Williams had a rough first half of the season but came around after the Olympic break.

“I’m not the superstar I was at Miami, I’m a rookie,” Williams said. “The game is faster, more intense and physical. My role at UM was to score. Now, it’s different, and it took time to get used to it.”

Tulsa assistant coach Kathy McConnell-Miller said the staff is very impressed with Williams and had no reservations drafting the feisty guard, who was suspended from the UM team for the 2012 NCAA Tournament for behavior detrimental to the team.

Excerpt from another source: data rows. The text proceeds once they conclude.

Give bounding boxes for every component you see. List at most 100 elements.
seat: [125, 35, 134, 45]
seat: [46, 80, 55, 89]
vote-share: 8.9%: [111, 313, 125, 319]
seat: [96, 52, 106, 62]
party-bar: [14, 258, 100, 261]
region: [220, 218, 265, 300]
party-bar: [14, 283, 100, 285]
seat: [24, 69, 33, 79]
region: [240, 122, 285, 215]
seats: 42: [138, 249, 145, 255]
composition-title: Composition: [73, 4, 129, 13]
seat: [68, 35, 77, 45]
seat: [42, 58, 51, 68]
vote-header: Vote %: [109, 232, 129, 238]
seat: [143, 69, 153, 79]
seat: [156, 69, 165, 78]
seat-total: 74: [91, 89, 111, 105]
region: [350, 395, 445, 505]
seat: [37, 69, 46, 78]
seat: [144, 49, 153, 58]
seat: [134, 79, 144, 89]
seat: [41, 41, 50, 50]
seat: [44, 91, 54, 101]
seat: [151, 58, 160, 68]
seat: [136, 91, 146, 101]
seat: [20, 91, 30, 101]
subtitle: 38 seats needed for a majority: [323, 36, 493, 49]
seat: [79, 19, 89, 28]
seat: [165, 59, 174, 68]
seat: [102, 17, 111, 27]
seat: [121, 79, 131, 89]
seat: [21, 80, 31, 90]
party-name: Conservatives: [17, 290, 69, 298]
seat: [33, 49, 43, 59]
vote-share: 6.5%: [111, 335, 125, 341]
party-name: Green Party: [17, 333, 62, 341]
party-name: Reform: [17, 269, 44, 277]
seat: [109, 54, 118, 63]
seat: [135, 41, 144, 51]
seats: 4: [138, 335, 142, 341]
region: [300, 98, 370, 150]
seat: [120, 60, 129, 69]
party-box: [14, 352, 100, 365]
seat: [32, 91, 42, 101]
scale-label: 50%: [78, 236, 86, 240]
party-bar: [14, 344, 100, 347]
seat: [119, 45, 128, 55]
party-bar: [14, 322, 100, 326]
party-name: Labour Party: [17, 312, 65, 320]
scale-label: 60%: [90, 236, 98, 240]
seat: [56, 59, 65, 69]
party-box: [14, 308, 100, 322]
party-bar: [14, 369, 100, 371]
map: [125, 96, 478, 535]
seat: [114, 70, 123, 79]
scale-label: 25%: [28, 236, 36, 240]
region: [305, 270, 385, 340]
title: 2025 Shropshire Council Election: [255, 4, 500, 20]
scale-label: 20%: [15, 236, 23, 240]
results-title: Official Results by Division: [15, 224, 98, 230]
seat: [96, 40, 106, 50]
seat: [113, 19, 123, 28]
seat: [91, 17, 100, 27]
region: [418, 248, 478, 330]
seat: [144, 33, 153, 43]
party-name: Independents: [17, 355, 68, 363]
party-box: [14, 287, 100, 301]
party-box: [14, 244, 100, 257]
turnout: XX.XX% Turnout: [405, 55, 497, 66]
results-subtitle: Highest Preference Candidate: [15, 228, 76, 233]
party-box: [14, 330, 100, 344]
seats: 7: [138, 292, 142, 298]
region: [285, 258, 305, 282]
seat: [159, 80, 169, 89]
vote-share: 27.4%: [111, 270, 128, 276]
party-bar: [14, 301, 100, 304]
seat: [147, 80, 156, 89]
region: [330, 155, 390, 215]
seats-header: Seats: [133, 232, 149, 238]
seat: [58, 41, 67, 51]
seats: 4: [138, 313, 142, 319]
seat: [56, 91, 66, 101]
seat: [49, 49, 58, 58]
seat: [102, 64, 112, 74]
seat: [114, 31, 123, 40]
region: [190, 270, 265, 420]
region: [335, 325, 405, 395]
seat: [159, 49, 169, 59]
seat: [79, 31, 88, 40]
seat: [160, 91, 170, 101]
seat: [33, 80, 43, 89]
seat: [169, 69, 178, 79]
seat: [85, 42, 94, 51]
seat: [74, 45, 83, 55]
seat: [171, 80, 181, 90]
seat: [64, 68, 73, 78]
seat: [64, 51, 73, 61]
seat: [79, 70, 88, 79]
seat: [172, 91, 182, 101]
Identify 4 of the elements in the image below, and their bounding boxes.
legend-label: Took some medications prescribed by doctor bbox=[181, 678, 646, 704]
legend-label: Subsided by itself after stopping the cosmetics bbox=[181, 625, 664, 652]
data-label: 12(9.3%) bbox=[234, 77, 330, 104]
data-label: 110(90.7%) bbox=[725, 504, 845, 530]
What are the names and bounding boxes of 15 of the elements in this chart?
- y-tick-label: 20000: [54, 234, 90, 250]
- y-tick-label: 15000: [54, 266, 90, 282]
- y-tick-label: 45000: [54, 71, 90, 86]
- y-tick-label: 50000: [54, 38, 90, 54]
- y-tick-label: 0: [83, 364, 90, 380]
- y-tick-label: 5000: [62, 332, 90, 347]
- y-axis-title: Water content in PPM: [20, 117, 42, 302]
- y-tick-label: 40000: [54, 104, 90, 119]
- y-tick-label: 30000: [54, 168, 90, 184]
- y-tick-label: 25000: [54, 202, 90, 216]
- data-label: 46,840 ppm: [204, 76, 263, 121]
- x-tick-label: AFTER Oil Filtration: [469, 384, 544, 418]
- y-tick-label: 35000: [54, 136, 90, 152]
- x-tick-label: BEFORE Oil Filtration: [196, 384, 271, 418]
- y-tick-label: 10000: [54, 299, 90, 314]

“I was very familiar with BayBay as a college player and know what her potential is,” McConnell-Miller said. “We did our homework, she took ownership of her behavior, and there hasn’t been a single incident on or off the court with us. Nobody outworks her, especially this last month. She is in the gym an hour before practice, and an hour and a half after. She is on the first bus over on game days. And she is practicing at game speed, which she wasn’t doing before. She is loved by her teammates. I’m really proud of her.”

Williams left the UM team on bad terms, and does not keep in touch with Johnson. They have seen each other when their teams played, said quick hellos, but that’s it.

“It’s a job,” Williams said. “I can’t get caught up in the Miami stuff. We’re definitely not friends. We’re two different people, always were, and that’s fine. It doesn’t bother me. She does her thing, I do mine.”

Johnson said she tried to reach out, but Williams wasn’t interested.

“I have no ill will toward her,” Johnson said. “I think it’s sad how things ended. It would be nice if we could talk some time because we’re both probably going through the same rookie frustrations, but she obviously doesn’t want to have a relationship with me, so I have to treat her like just another player.”
One to Slovakia. One to Hungary. It’s a job.